CIBJO’s recently established European Committee traveled to Brussels on June 28, where it met with representatives of the European Commission. Among the topics on the agenda was the EU initiative to control the import of precious mineral imports from conflict areas.

On March 27 the European Commission had launched what it referred to as a “public consultation,” the aim of which of was get interested parties’ views on a potential initiative for responsible sourcing of minerals coming from conflict zones and high-risk areas. These the EC had qualified as “war zones, post-war zones, and areas vulnerable to political instability or civil unrest.”

In issuing invitations for its consultation, the commission stated that it wanted to deepen the EC’s understanding of issues such as the sourcing and security of rough minerals, supply chain transparency and good governance, especially in developing countries affected by conflict.

The EU initiative, a commission representative explained, would builds on the OECD due diligence guidance for responsible supply chains, which covers minerals such as tin, tungsten, tantalum and gold.

The initiative also may complement the conflict minerals due diligence regime that was introduced recently in the United States as part of the Dodd-Frank Act, and is being instituted by the Securities and Exchange Commission (SEC). There, U.S. companies are required to disclose their use of minerals that originate in the Democratic Republic of the Congo or an adjoining country.

The EC consultation requested comment on specific areas, including the minerals that should be covered; whether the geographical scope of any action should be global, region-specific, or country-specific; whether specific segments in the minerals’ supply chain should be targeted; whether some companies should be exempted due to size; and whether an EU initiative would motivate other major economies to adopt similar initiatives.

Conflict Minerals_2_big
Participants at the CIBJO EU Committee meeting
at the European Commission (from left): 
Joris Heeren, the leader of the Sanctions Team
in the EC’s Service for Foreign Policy Instruments;
Marisa Ameli, Italy; Michael Rawlinson, UK;
Gaetano Cavalieri, CIBJO President; Simon Rainer,
UK; James Riley, UK; Tung-Lai Margue, head of the
EC’s Service for Foreign Policy Instruments;
Karina Ratzlaff, Germany; Thilo Brückner,
Germany; and Christine Boquet, France.

CIBJO’s EU Committee was established in May at the organisation’s annual congress, with the express purpose of liaising with the European Union. It represents the interests of the jewellery sector from 12 countries, within or closely connected to the European Union.

Led by Thilo Brückner of Germany, the group in Brussels included Christine Boquet, of France; Michael Allchin, Simon Rainer, Michael Rawlinson and James Riley of the United Kingdom; Giuseppe Aquilino, Steven Tranquilli and Marisa Ameli, of Italy; and Karina Ratzlaff of Germany. They were joined in Brussels by CIBJO President Gaetano Cavalieri, who also chairs the EU Committee.

In Brussels the CIBJO delegates with a team from the European Commission led by Tung-Lai Margue, the head of the body’s Service for Foreign Policy Instruments, and Joris Heeren, the leader of the Sanctions Team in the EC’s Service for Foreign Policy Instruments.
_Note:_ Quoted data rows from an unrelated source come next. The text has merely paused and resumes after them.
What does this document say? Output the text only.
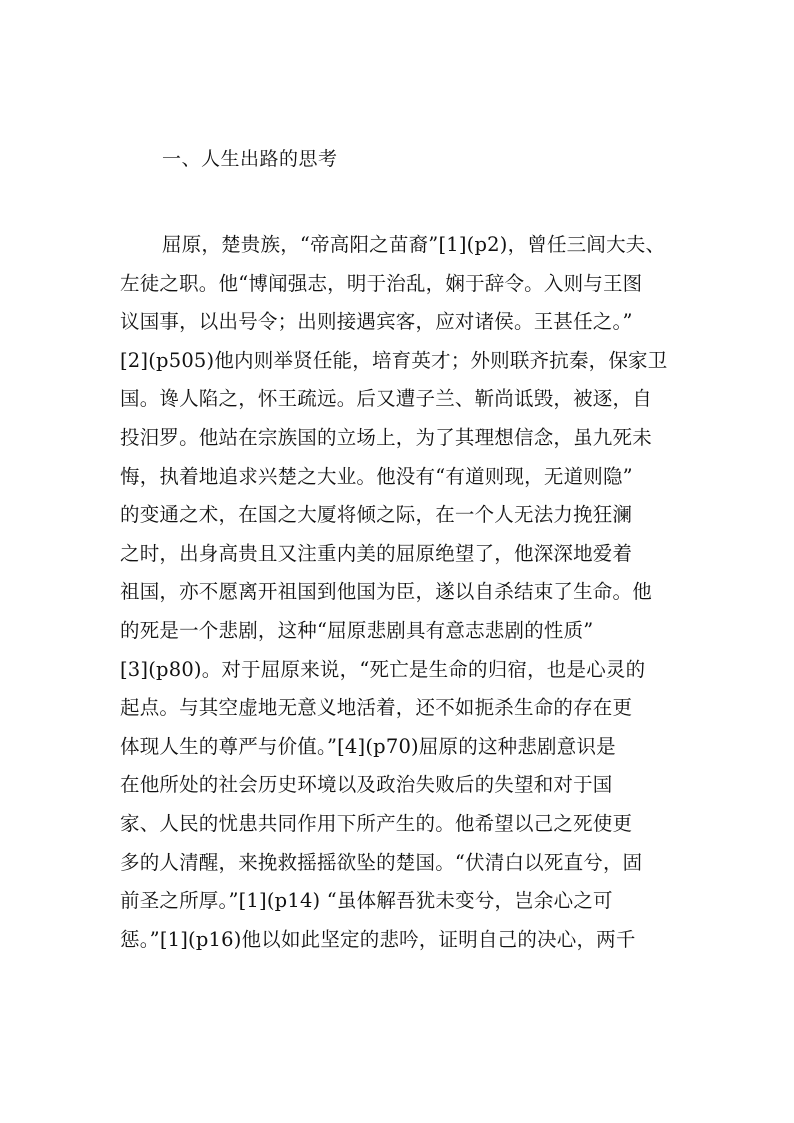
一、人生出路的思考
屈原，楚贵族，“帝高阳之苗裔”[1](p2)，曾任三闾大夫、
左徒之职。他“博闻强志，明于治乱，娴于辞令。入则与王图
议国事，以出号令；出则接遇宾客，应对诸侯。王甚任之。”
[2](p505)他内则举贤任能，培育英才；外则联齐抗秦，保家卫
国。谗人陷之，怀王疏远。后又遭子兰、靳尚诋毁，被逐，自
投汨罗。他站在宗族国的立场上，为了其理想信念，虽九死未
悔，执着地追求兴楚之大业。他没有“有道则现，无道则隐”
的变通之术，在国之大厦将倾之际，在一个人无法力挽狂澜
之时，出身高贵且又注重内美的屈原绝望了，他深深地爱着
祖国，亦不愿离开祖国到他国为臣，遂以自杀结束了生命。他
的死是一个悲剧，这种“屈原悲剧具有意志悲剧的性质”
[3](p80)。对于屈原来说，“死亡是生命的归宿，也是心灵的
起点。与其空虚地无意义地活着，还不如扼杀生命的存在更
体现人生的尊严与价值。”[4](p70)屈原的这种悲剧意识是
在他所处的社会历史环境以及政治失败后的失望和对于国
家、人民的忧患共同作用下所产生的。他希望以己之死使更
多的人清醒，来挽救摇摇欲坠的楚国。“伏清白以死直兮，固
前圣之所厚。”[1](p14) “虽体解吾犹未变兮，岂余心之可
惩。”[1](p16)他以如此坚定的悲吟，证明自己的决心，两千
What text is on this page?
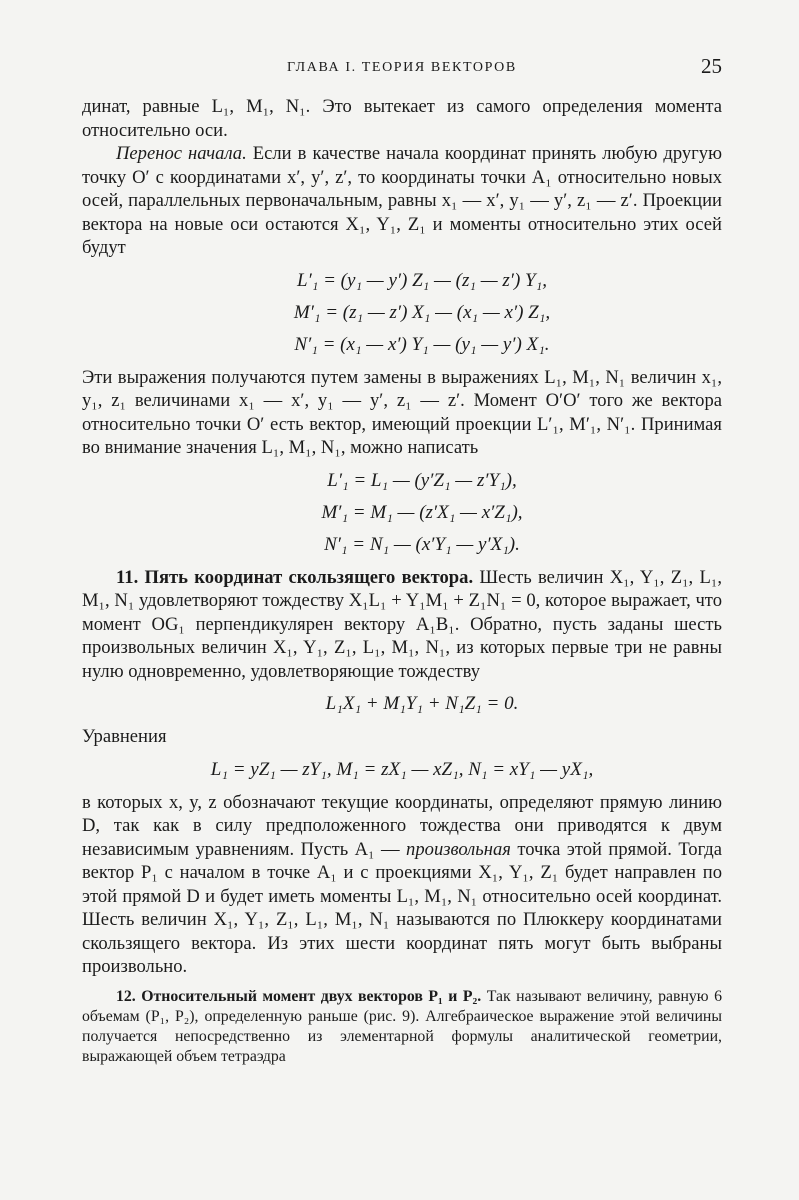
ГЛАВА I. ТЕОРИЯ ВЕКТОРОВ	25

динат, равные L₁, M₁, N₁. Это вытекает из самого определения момента относительно оси.

Перенос начала. Если в качестве начала координат принять любую другую точку O′ с координатами x′, y′, z′, то координаты точки A₁ относительно новых осей, параллельных первоначальным, равны x₁ — x′, y₁ — y′, z₁ — z′. Проекции вектора на новые оси остаются X₁, Y₁, Z₁ и моменты относительно этих осей будут

L′₁ = (y₁ — y′) Z₁ — (z₁ — z′) Y₁,
M′₁ = (z₁ — z′) X₁ — (x₁ — x′) Z₁,
N′₁ = (x₁ — x′) Y₁ — (y₁ — y′) X₁.

Эти выражения получаются путем замены в выражениях L₁, M₁, N₁ величин x₁, y₁, z₁ величинами x₁ — x′, y₁ — y′, z₁ — z′. Момент O′O′ того же вектора относительно точки O′ есть вектор, имеющий проекции L′₁, M′₁, N′₁. Принимая во внимание значения L₁, M₁, N₁, можно написать

L′₁ = L₁ — (y′Z₁ — z′Y₁),
M′₁ = M₁ — (z′X₁ — x′Z₁),
N′₁ = N₁ — (x′Y₁ — y′X₁).

11. Пять координат скользящего вектора. Шесть величин X₁, Y₁, Z₁, L₁, M₁, N₁ удовлетворяют тождеству X₁L₁ + Y₁M₁ + Z₁N₁ = 0, которое выражает, что момент OG₁ перпендикулярен вектору A₁B₁. Обратно, пусть заданы шесть произвольных величин X₁, Y₁, Z₁, L₁, M₁, N₁, из которых первые три не равны нулю одновременно, удовлетворяющие тождеству

L₁X₁ + M₁Y₁ + N₁Z₁ = 0.

Уравнения

L₁ = yZ₁ — zY₁, M₁ = zX₁ — xZ₁, N₁ = xY₁ — yX₁,

в которых x, y, z обозначают текущие координаты, определяют прямую линию D, так как в силу предположенного тождества они приводятся к двум независимым уравнениям. Пусть A₁ — произвольная точка этой прямой. Тогда вектор P₁ с началом в точке A₁ и с проекциями X₁, Y₁, Z₁ будет направлен по этой прямой D и будет иметь моменты L₁, M₁, N₁ относительно осей координат. Шесть величин X₁, Y₁, Z₁, L₁, M₁, N₁ называются по Плюккеру координатами скользящего вектора. Из этих шести координат пять могут быть выбраны произвольно.

12. Относительный момент двух векторов P₁ и P₂. Так называют величину, равную 6 объемам (P₁, P₂), определенную раньше (рис. 9). Алгебраическое выражение этой величины получается непосредственно из элементарной формулы аналитической геометрии, выражающей объем тетраэдра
During the meeting the CIBJO EU Committee called on the European Commission to acknowledge and accept the various voluntary initiatives and ethical standards developed and led by the jewellery and precious metals sectors.

The competitiveness of the European jewellery sector must be protected, the CIBJO delegates stressed, and this may not be possible if additional certification procedures are imposed without any expected benefit.

The CIBJO EU Committee suggested that the European Commission considers the unintended consequences of the Dodd Frank Act from the United States, which has resulted in many companies selecting to source gold outside of Africa’s Great Lakes Region, in order to avoid having to deal with the stringent provenance requirements. The CIBJO members described this as a “de facto embargo,” and they said that the primary victims have been legitimate gold producers and members of the local populations, who have seen employment and economic opportunities in the region tumble.

Above all, it was stressed, the fight against the illegal financing of conflicts would never be successful without a diplomatic approach and a political solution.